= Socialist Organiser =

Weekly newspaper formerly circulated in the British Labour Party

Socialist Organiser was a weekly socialist newspaper circulated in the Labour Party. The newspaper was founded in 1979 by the Socialist Campaign for a Labour Victory, later renamed the Socialist Organiser Alliance.

The newspaper was originally a vehicle for united work between the International-Communist League (I-CL), the Workers' Socialist League (who merged with the ICL to become a new WSL), Workers Power and independent leftists, such as Ken Livingstone. Some independent Labour leftists split from the paper when it opposed the tactic of raising rates to offset cuts to local government services.

In the mid-1980s, the paper was sued by the Workers Revolutionary Party over claims they repeated that the WRP was partially funded by money from the Libyan and Iraqi governments, but the WRP abandoned the action.

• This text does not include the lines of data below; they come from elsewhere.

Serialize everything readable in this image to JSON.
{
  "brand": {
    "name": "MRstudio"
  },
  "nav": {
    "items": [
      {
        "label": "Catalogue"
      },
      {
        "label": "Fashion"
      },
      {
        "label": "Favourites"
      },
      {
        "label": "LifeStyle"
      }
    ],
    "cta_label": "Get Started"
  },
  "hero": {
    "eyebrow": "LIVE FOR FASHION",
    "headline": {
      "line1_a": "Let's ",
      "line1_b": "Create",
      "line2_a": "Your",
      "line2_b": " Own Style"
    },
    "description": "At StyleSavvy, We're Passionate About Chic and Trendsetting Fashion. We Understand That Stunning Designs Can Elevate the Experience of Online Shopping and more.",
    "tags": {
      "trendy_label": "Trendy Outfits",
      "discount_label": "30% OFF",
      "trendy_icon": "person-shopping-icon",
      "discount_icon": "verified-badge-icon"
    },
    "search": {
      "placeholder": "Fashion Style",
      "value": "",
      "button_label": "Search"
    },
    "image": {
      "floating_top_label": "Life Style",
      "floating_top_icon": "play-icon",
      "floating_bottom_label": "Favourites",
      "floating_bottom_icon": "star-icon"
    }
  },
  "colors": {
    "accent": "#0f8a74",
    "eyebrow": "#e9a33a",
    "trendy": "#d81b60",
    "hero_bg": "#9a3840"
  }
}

The newspaper gradually became more identified with the new WSL. This process was completed when the ICL/WSL fusion broke, as Socialist Organiser re-evaluated many of its international policies and developed its own distinctive "third camp" position.

As Socialist Organiser lost ground as a broad vehicle of left unity in the Labour Party, Sean Matgamna's supporters from the former ICL began to work entirely through the Socialist Organiser Alliance.

Socialist Organiser was denied the right to register with the Labour Party in 1990, but this had little practical effect and it continued to be published until 1995, when the Alliance for Workers' Liberty and International Socialist Group supported the launch of a new newspaper, Action for Solidarity.